Hace unos días, el lunes 13 de enero para ser precisos, se volvió a ver a Julián Assange tras diez meses de encierro y de aislamiento en la prisión de alta seguridad británica de Belmarsh, situada a una hora de Londres

En vídeos que circularon ese día en portales de información y redes sociales,  se ve furtivamente el rostro de Assange por la ventanilla de un furgón policial.  Esa mañana había comparecido ante los jueces, antes del fallo definitivo que dará a finales de enero o en febrero el Alto Tribunal Británico de Justicia y que determinará si el fundador de WikiLeaks es o no extraditado del Reino Unido a Estados Unidos por el delito de espionaje contra el gobierno americano.

Assange parece agobiado pero su fatiga mental y moral debido a su estado de encierro permanente desde hace casi 8 años no han borrado su espíritu combativo. Con un gesto de la mano Assange ajusta sus gafas y luego hace una V de victoria dirigida a los que “se trepan por las ventanillas del furgón como cangrejos en un balde”, es decir los fotógrafos.  Su rostro da cuenta de un hombre de mediana edad con el cabello más blanco y ahora con barba, lo cual establece una frontera entre el prisionero de hoy y el joven intrépido que era cuando estaba al frente de su famosa plataforma de información WikiLeaks.

Adiós a la juventud y a la insolencia de entonces, pese a que en los mejores años de WikiLeaks (2006 a 2012) Assange tenía ya que aprender a vivir bajo presiones políticas y mediáticas desproporcionadas para el tamaño de su humanidad.

Desde el furgón policial que lo llevaba de vuelta a la prisión,  Assange seguramente logró percibir también los grupos de militantes que exigen su liberación.  Los comités de apoyo se multiplican en Europa aunque sus acciones no sean aún muy mediatizadas. No obstante el 25 de enero los comités europeos fijaron una acción al frente de la prisión de Belmarsh bajo la consigna : “El último combate, Free Assange, No U.S. extradition”.

Julian Assange, programador, activista y periodista según Wikipedia, nació el 3 de julio de 1971 en un país-continente cuya buena parte del territorio se encuentra envuelto en llamas. En una autobiografía no autorizada el fundador de WikiLeaks recuerda su infancia errante pues a sus cinco años había vivido ya en muchas casas. Su casa fue el país entero por ese espíritu de libertad que le transmitió su madre, una militante de todas las causas que cambiaba de residencia según su sentir y sus necesidades (1).

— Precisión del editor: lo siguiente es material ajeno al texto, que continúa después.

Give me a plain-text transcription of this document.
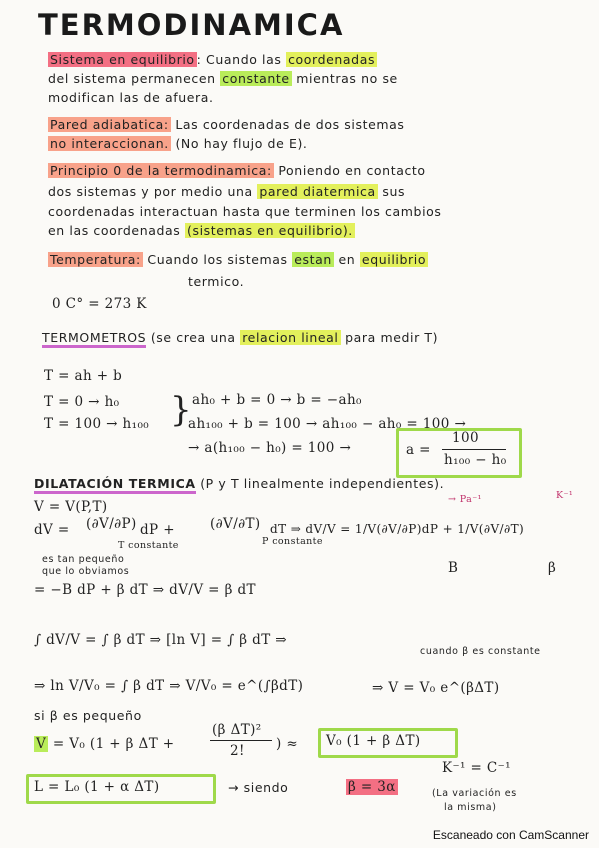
TERMODINAMICA
Sistema en equilibrio : Cuando las coordenadas
del sistema permanecen constante mientras no se
modifican las de afuera.
Pared adiabatica: Las coordenadas de dos sistemas
no interaccionan. (No hay flujo de E).
Principio 0 de la termodinamica: Poniendo en contacto
dos sistemas y por medio una pared diatermica sus
coordenadas interactuan hasta que terminen los cambios
en las coordenadas (sistemas en equilibrio).
Temperatura: Cuando los sistemas estan en equilibrio
termico.
0 C° = 273 K
TERMOMETROS (se crea una relacion lineal para medir T)
T = ah + b
T = 0 → h₀
T = 100 → h₁₀₀ } ah₀ + b = 0 → b = −ah₀
ah₁₀₀ + b = 100 → ah₁₀₀ − ah₀ = 100 →
→ a(h₁₀₀ − h₀) = 100 →	a =
100
h₁₀₀ − h₀
DILATACIÓN TERMICA (P y T linealmente independientes).
V = V(P,T)	→ Pa⁻¹	K⁻¹
dV = (∂V/∂P)
T constante
dP +	(∂V/∂T)
P constante
dT ⇒ dV/V = 1/V(∂V/∂P)dP + 1/V(∂V/∂T)
B	β
es tan pequeño
que lo obviamos
= −B dP + β dT ⇒ dV/V = β dT
∫ dV/V = ∫ β dT ⇒ [ln V] = ∫ β dT ⇒
cuando β es constante
⇒ ln V/V₀ = ∫ β dT ⇒ V/V₀ = e^(∫βdT)	⇒ V = V₀ e^(βΔT)
si β es pequeño
V = V₀ (1 + β ΔT +
(β ΔT)²
2! ) ≈ V₀ (1 + β ΔT)
L = L₀ (1 + α ΔT)	→ siendo	β = 3α
K⁻¹ = C⁻¹
(La variación es
la misma)
Escaneado con CamScanner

Entre su ciudad natal Townsville y Sídney o Melbourne, los elementos naturales penetraron en el cuerpo de Assange desatando en él instintos de supervivencia superiores a la normal.  Assange se ve como un Tom Sawyer al aire libre que aprendió a dominar el medio ambiente y a vencer el miedo.

Para este apasionado de los metadatos, la Australia de su niñez fue un espacio en donde lo civilizado se mezclaba con lo salvaje: “Adonde fuera que nos mudáramos siempre tuve una mesa para mi ordenador y una caja para los discos. Aquello era un paraíso. Mirabas las estrellas y el cielo de la noche te permitía hacerte una idea de la infinitud. Pero luego mirabas tu ordenador y pensabas: el infinito también está ahí dentro pero de una forma menos distante…”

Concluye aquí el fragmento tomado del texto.